La opción actual más utilizada es el óxido de indio y estaño (ITO). ITO es conductor y transparente, pero también rígido y quebradizo, por lo que cuando la célula solar orgánica se dobla, el electrodo ITO tiende a agrietarse y despegarse. Además, el indio es costoso y relativamente raro.

Una alternativa prometedora a ITO es el grafeno, una forma de carbono que se presenta en láminas de un átomo de espesor y tiene características notables. Es altamente conductivo, flexible, fuerte y transparente; y está hecho de carbono económico . Además, un electrodo de grafeno puede tener solo 1 nanòmetro de grosor, una fracción del grosor de un electrodo ITO y una combinación mucho mejor para la delgada célula solar orgánica misma.

¿Cuàles son los problemas de usar grafeno?

Dos problemas clave han ralentizado la adopción mayorista de electrodos del material de grafeno. El primer problema es depositar los electrodos de grafeno en la célula solar. La mayoría de las células solares están construidas sobre sustratos tales como vidrio o plástico.

El electrodo inferior de grafeno se deposita directamente sobre ese sustrato, una tarea que se puede lograr mediante procesos que involucran agua, solventes y calor.

Las otras capas se agregan luego, terminando con el electrodo superior de grafeno.
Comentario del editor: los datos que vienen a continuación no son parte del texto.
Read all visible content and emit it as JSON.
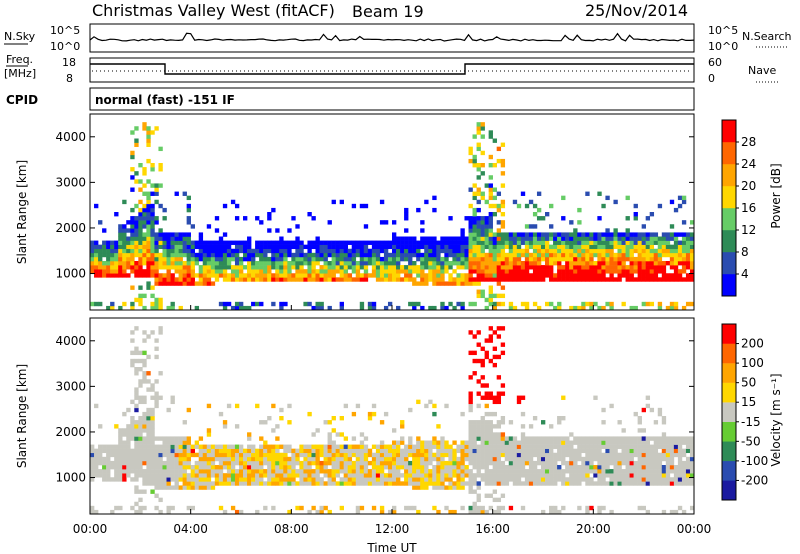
{
  "header": {
    "station": "Christmas Valley West (fitACF)",
    "beam": "Beam 19",
    "date": "25/Nov/2014"
  },
  "top_panels": {
    "nsky_label": "N.Sky",
    "nsky_ticks": [
      "10^5",
      "10^0"
    ],
    "nsearch_label": "N.Search",
    "nsearch_ticks": [
      "10^5",
      "10^0"
    ],
    "freq_label_1": "Freq.",
    "freq_label_2": "[MHz]",
    "freq_ticks": [
      "18",
      "8"
    ],
    "nave_label": "Nave",
    "nave_ticks": [
      "60",
      "0"
    ],
    "cpid_label": "CPID",
    "cpid_text": "normal (fast) -151 IF"
  },
  "chart_data": [
    {
      "type": "heatmap",
      "name": "power",
      "ylabel": "Slant Range [km]",
      "ylim": [
        200,
        4500
      ],
      "yticks": [
        "1000",
        "2000",
        "3000",
        "4000"
      ],
      "colorbar_label": "Power [dB]",
      "colorbar_ticks": [
        "4",
        "8",
        "12",
        "16",
        "20",
        "24",
        "28"
      ],
      "colors": [
        "#0000ff",
        "#2a4cb0",
        "#2e8b57",
        "#66cc66",
        "#ffd700",
        "#ffa500",
        "#ff6600",
        "#ff0000"
      ]
    },
    {
      "type": "heatmap",
      "name": "velocity",
      "ylabel": "Slant Range [km]",
      "ylim": [
        200,
        4500
      ],
      "yticks": [
        "1000",
        "2000",
        "3000",
        "4000"
      ],
      "colorbar_label": "Velocity [m s⁻¹]",
      "colorbar_ticks": [
        "200",
        "100",
        "50",
        "15",
        "-15",
        "-50",
        "-100",
        "-200"
      ],
      "colors": [
        "#1a1aa0",
        "#2a4cb0",
        "#2e8b57",
        "#66cc33",
        "#c8c8c0",
        "#ffd700",
        "#ffa500",
        "#ff6600",
        "#ff0000"
      ]
    }
  ],
  "x_axis": {
    "label": "Time UT",
    "ticks": [
      "00:00",
      "04:00",
      "08:00",
      "12:00",
      "16:00",
      "20:00",
      "00:00"
    ]
  }
}
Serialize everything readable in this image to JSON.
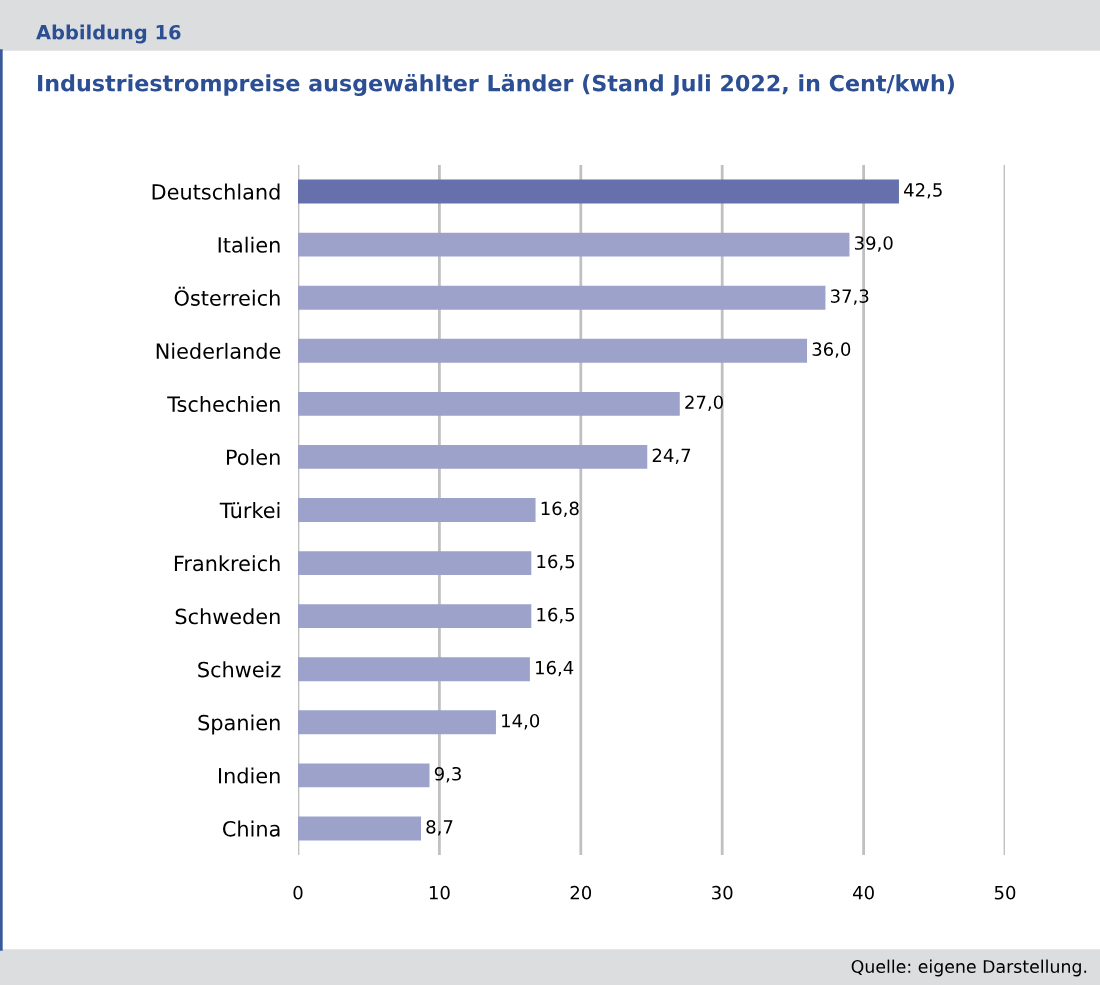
{
  "chart_data": {
    "type": "bar",
    "orientation": "horizontal",
    "title": "Industriestrompreise ausgewählter Länder (Stand Juli 2022, in Cent/kwh)",
    "annotations": [
      "Abbildung 16",
      "Quelle: eigene Darstellung."
    ],
    "categories": [
      "Deutschland",
      "Italien",
      "Österreich",
      "Niederlande",
      "Tschechien",
      "Polen",
      "Türkei",
      "Frankreich",
      "Schweden",
      "Schweiz",
      "Spanien",
      "Indien",
      "China"
    ],
    "values": [
      42.5,
      39.0,
      37.3,
      36.0,
      27.0,
      24.7,
      16.8,
      16.5,
      16.5,
      16.4,
      14.0,
      9.3,
      8.7
    ],
    "value_labels": [
      "42,5",
      "39,0",
      "37,3",
      "36,0",
      "27,0",
      "24,7",
      "16,8",
      "16,5",
      "16,5",
      "16,4",
      "14,0",
      "9,3",
      "8,7"
    ],
    "colors": [
      "#6570ad",
      "#9da2cb",
      "#9da2cb",
      "#9da2cb",
      "#9da2cb",
      "#9da2cb",
      "#9da2cb",
      "#9da2cb",
      "#9da2cb",
      "#9da2cb",
      "#9da2cb",
      "#9da2cb",
      "#9da2cb"
    ],
    "xlim": [
      0,
      50
    ],
    "xticks": [
      0,
      10,
      20,
      30,
      40,
      50
    ],
    "grid": "x"
  }
}
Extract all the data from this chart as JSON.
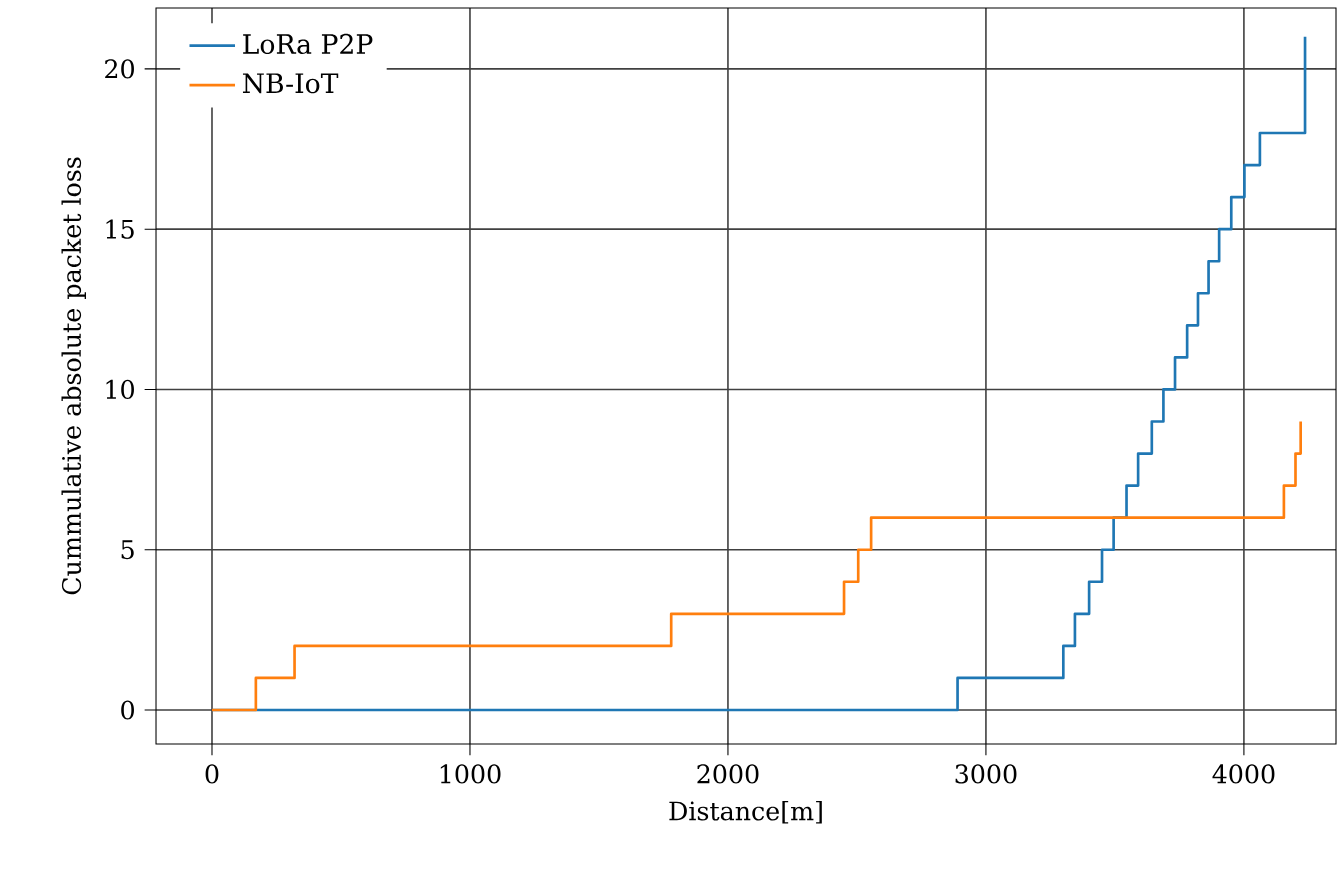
{
  "chart_data": {
    "type": "step",
    "xlabel": "Distance[m]",
    "ylabel": "Cummulative absolute packet loss",
    "xlim": [
      -217,
      4357
    ],
    "ylim": [
      -1.06,
      21.9
    ],
    "xticks": [
      0,
      1000,
      2000,
      3000,
      4000
    ],
    "yticks": [
      0,
      5,
      10,
      15,
      20
    ],
    "grid": true,
    "legend": "top left",
    "series": [
      {
        "name": "LoRa P2P",
        "color": "#1f77b4",
        "x": [
          0,
          2890,
          3300,
          3345,
          3400,
          3450,
          3495,
          3545,
          3590,
          3643,
          3688,
          3733,
          3780,
          3822,
          3863,
          3904,
          3951,
          4002,
          4062,
          4237
        ],
        "values": [
          0,
          1,
          2,
          3,
          4,
          5,
          6,
          7,
          8,
          9,
          10,
          11,
          12,
          13,
          14,
          15,
          16,
          17,
          18,
          21
        ]
      },
      {
        "name": "NB-IoT",
        "color": "#ff7f0e",
        "x": [
          0,
          170,
          320,
          1780,
          2450,
          2505,
          2555,
          4155,
          4200,
          4220
        ],
        "values": [
          0,
          1,
          2,
          3,
          4,
          5,
          6,
          7,
          8,
          9
        ]
      }
    ]
  }
}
Pero poner ese electrodo superior sobre la superficie de la llamada capa de transporte de orificios (HTL) es complicado.

“Se disuelve en agua e y los materiales orgánicos justo debajo de él son sensibles a casi cualquier cosa, incluyendo agua, solventes y calor”, 

El segundo problema con el uso de grafeno es que los dos electrodos necesitan desempeñar diferentes roles. La facilidad con la que un material dado libera electrones es una propiedad del conjunto llamada su función de trabajo.




Pero en la celda solar, solo uno de los electrodos debería permitir que los electrones fluyan con facilidad. Como resultado, tener ambos electrodos hechos de grafeno  requeriría cambiar la función de trabajo de uno de ellos para que los electrones sepan hacia dónde ir, y cambiar la función de trabajo de cualquier material no es sencillo.